How? The truth he had was devastating, and would only ensure the king’s judgment upon her. And what Sybilla knew, she had promised to never tell.
If she told now, she would be likeher. Like Amicia.
Sybilla had not been very surprised that Graves had managed to locate her in the early morning hours in the tower room. And she had not been surprised when he had failed to make any mention whatsoever of her presence in Julian Griffin’s bed. Graves was very familiar with Sybilla’s encounters with the men she chose. And he was also very familiar with her habit of singularity.
Graves knew that Sybilla would not be revisiting a night of passion with the king’s envoy. There was no need to mention it, and certainly no need to chastise her over consorting with the enemy.
Is he your enemy?she asked herself suddenly.Could he not become your ally?
Before she could explore that mad notion further, a swift rap sounded on the solar door. She had no time to bid her visitor enter before the door opened and Julian Griffin stepped into the room, his infant in his arms.
She tried not to notice the skipping of her heart.
“Good morning,” he said with a slow smile, pushing the door only partly closed behind him.
Sybilla closed the ledger in her lap and set it on the far side of the table, then reached for her cup of tea—ice-cold now, but it gave her hands a task.
“Good morning. Lady Lucy,” she said, acknowledging the child before she took a sip.
“I had the pleasure of encountering Graves in the great hall. He told me that there have been more victims to sickness.” He walked to the far end of the couch and took a seat, setting the child on one thigh.
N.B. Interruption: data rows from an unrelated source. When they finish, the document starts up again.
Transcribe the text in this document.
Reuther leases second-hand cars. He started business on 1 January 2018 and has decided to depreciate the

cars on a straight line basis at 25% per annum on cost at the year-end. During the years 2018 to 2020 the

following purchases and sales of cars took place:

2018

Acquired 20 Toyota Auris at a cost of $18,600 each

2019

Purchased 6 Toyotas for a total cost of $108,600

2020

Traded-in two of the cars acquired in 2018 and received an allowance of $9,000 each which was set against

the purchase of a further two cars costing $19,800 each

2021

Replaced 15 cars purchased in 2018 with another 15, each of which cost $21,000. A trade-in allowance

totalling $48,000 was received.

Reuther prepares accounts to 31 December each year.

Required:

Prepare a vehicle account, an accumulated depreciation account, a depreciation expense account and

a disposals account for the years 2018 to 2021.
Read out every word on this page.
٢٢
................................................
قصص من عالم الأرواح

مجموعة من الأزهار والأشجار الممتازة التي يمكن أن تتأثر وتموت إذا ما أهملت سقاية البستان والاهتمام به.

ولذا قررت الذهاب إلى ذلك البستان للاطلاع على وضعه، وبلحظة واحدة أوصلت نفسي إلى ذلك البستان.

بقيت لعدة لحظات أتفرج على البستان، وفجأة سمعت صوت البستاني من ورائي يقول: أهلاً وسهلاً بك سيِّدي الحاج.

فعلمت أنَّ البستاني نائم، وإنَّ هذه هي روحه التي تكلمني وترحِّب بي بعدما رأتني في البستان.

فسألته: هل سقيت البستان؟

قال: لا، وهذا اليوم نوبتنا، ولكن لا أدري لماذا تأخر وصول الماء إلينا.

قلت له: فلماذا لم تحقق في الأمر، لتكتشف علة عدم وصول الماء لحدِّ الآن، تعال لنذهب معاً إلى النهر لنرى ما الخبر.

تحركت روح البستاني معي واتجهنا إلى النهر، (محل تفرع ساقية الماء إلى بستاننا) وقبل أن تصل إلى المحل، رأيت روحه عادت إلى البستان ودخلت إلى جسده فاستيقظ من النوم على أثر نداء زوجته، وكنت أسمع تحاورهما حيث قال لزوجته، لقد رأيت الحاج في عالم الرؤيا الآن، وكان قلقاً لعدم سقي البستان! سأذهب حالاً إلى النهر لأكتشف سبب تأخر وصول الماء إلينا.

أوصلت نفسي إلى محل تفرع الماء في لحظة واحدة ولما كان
The baby weaved drunkenly on his leg, staring at her interestedly.
Sybilla returned her cup to the table. “Yes. Many more and I shall have to quarantine the entire castle.” She met his eyes directly for the first time, and was unsettled by the intimate way his gaze regarded her.
“Why didn’t you wake me?” he asked. “I could have helped you.”
“It’s not your responsibility,” Sybilla said coolly.
Julian frowned. “That’s an odd thing to say after last night.”
Sybilla laughed, but there was no humor in it. “Why? We shared a bed together once. Now you somehow have a role in the keeping of my home? My home for the time being, any matter.”
“I thought perhaps we might consider each other friends now.”
“Lord Griffin”—Sybilla sighed and mustered all of her aloofness—“thank you for your comfort last night. I apologize for my state—I was under a great deal of duress from the information you presented me with yesterday. Your company helped to distract me from my own darkness, and I do appreciate it. I hope, though, that you don’t take it as a sign that we are now fast allies.”